Was it any good?
Do you mean the Amanda Palmer's album?
I don't know, I'm not a fan of her music. My friend, who is a fan told me about her kickstarter and even there were some unpleasant occurrences, but I don't know much about it.
Was it any good?
But none of those uses for money are illegal in and of themselves. Businesses do pay money to incorporate. busineses do pay rent. Businesses do pay to move employees.
If part of what it takes to produce something is to work full time on it, that heavily implies that a chunk of the KS money is paying for the worker's rent, food, etc.
Nobody's arguing otherwise. But in this case, the Kickstarter was cancelled. It's not that some of the funds went to specific costs, it's that the whole thing was cancelled and nobody got anything. The creator has said he'll try to refund everyone, but it doesn't look likely.
The biggest concern I have is already happening. Kickstarter has changed their terms of service so that the project needs to refund backers if the project cannot deliver the rewards.
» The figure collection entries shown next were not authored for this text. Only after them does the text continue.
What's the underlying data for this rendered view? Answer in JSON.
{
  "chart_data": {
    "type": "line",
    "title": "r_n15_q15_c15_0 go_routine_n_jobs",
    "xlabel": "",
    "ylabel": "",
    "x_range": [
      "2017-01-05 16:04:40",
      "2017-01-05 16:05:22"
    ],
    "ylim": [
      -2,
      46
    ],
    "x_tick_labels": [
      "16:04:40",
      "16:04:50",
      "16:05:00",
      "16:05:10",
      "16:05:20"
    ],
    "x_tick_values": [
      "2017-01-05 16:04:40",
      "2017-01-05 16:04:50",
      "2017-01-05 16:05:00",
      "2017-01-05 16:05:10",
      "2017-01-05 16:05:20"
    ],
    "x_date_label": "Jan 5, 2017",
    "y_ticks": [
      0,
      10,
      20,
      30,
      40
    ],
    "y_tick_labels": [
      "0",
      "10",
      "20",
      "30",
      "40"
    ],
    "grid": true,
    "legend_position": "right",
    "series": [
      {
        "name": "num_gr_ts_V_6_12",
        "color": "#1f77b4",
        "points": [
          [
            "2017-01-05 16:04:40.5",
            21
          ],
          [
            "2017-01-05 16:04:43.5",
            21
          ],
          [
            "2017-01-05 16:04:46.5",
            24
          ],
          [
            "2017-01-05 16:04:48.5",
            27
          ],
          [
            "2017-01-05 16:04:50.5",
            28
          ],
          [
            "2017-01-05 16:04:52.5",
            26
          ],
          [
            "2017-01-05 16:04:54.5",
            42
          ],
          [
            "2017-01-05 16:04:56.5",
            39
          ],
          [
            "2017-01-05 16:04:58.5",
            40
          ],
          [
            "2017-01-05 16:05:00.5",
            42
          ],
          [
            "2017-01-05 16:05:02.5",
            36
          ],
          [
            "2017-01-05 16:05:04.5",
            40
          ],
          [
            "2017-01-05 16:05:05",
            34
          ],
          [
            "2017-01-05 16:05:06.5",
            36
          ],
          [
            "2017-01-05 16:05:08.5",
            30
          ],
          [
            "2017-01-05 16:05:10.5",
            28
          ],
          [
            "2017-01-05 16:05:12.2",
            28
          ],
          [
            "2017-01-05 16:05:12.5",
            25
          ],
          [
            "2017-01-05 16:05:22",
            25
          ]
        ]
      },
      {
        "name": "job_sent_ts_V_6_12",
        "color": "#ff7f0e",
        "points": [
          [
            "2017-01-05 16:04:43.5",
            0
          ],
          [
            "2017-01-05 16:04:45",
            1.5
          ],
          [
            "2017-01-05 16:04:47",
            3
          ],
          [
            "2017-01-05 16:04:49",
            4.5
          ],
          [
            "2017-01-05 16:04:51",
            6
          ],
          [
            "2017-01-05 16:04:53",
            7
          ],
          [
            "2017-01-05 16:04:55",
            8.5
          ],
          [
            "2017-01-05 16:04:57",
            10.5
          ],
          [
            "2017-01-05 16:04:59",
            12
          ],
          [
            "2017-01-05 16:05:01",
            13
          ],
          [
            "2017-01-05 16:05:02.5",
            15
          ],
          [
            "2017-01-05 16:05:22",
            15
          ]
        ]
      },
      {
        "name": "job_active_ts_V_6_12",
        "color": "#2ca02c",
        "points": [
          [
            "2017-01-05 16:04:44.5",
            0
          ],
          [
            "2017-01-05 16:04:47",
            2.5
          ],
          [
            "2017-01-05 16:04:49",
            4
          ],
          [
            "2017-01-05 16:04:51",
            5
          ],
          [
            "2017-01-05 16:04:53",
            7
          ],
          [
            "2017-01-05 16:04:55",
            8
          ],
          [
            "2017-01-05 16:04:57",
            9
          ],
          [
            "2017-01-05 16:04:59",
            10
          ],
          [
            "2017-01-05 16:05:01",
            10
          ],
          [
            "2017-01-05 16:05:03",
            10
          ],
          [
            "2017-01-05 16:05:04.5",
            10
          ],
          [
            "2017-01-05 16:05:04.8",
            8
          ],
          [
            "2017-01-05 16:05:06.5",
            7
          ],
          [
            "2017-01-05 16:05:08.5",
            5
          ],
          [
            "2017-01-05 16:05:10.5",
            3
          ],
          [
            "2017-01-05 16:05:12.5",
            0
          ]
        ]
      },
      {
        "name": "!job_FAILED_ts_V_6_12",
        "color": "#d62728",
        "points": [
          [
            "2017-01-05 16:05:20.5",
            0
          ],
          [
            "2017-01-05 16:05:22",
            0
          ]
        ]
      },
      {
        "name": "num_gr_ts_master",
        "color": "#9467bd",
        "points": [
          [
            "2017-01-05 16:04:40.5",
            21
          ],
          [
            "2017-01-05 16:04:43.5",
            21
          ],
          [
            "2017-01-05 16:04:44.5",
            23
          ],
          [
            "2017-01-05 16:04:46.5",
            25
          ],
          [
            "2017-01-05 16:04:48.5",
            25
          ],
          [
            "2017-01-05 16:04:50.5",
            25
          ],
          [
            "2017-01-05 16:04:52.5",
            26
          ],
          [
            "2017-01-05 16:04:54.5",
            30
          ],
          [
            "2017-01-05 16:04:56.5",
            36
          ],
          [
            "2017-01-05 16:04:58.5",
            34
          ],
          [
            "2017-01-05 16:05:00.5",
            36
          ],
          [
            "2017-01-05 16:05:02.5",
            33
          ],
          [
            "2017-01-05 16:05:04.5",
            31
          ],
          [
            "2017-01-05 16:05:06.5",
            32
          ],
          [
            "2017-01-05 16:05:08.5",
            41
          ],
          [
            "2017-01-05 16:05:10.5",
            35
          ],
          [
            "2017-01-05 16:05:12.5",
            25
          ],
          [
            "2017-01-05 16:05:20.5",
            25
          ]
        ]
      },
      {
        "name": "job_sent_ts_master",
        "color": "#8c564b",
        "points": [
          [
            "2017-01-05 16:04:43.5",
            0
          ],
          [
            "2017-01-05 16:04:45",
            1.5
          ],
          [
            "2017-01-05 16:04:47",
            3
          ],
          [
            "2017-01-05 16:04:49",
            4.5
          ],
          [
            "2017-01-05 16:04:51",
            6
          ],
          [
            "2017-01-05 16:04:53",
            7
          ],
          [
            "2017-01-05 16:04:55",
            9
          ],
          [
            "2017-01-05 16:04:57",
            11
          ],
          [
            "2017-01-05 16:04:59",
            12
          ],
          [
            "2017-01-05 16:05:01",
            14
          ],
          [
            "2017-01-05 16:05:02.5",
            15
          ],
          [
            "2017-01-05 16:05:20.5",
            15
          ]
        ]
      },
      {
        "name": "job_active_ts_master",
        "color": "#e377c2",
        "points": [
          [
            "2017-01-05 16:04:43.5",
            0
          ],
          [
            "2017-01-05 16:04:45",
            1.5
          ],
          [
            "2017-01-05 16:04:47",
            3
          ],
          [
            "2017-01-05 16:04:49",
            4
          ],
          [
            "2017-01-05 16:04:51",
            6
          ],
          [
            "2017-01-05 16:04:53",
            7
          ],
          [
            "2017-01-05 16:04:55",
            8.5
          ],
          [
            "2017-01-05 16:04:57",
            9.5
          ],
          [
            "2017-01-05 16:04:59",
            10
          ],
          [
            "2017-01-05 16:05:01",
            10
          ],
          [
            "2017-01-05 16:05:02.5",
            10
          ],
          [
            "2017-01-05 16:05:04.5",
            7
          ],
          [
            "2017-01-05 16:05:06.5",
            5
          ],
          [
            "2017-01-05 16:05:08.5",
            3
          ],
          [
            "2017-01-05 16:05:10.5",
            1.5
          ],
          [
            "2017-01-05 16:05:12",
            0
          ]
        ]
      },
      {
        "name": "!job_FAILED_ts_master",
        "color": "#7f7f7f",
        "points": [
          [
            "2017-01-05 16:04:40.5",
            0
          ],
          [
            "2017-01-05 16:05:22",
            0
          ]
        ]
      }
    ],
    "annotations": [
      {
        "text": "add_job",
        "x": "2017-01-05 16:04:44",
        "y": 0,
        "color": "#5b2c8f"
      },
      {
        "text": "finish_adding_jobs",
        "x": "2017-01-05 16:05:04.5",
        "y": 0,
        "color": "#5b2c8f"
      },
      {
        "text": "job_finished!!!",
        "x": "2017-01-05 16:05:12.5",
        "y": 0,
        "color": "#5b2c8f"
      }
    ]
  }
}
If your kickstarted project includes a reward that is an output of the project (board game, device, etc) then that converts Kickstarter into a preorder store. It shifts all risk away from the backers (no longer investors, they're just purchasers) and onto the project. Worse, you need to refund more money than you received, because you also need to refund the money that Amazon and Kickstarter took as part of their cut.
That means that projects are going to take on less risk and go for sure things. We've seen how well that works in Hollywood, right?
If nothing else, the point of my devil's advocacy is that KS needs to expect/require projects to be more clear on how they're going to spend the money. There's probably got to be some room for unexpected expenses, but paying to move an employee is rather pricey when you can probably get an employee where the project owner already is. So that kind of expense wouldn't be on the declared list of primary expenses, and thus you'd have breach of contract or some other lawyerly sueful offense.
The KS site itself may not require these things, but the people investing in the KS projects probably should.
I've been expecting a Kickstarter backlash pretty much since the start. I'm still sure it's coming. However, I don't think this will be the cause of the backlash, nor even particularly accelerate it - it's just one more bit of pressure against the dam.
I don't know if you guys know who Amanda Palmer is
I guess then some kind of contingency plan should be in order.
Let's say you need 20.000$ to print and ship and somewhere along the way you fall short.
If your digital book pledge costs 20$ and your pledge with a printed book and shipping costs 50$ and you waste 10.000$
you can still give people a digital edition with some refund.
You still won't print and a lot of people will be angry but it's still better than canceling the whole thing and facing charges.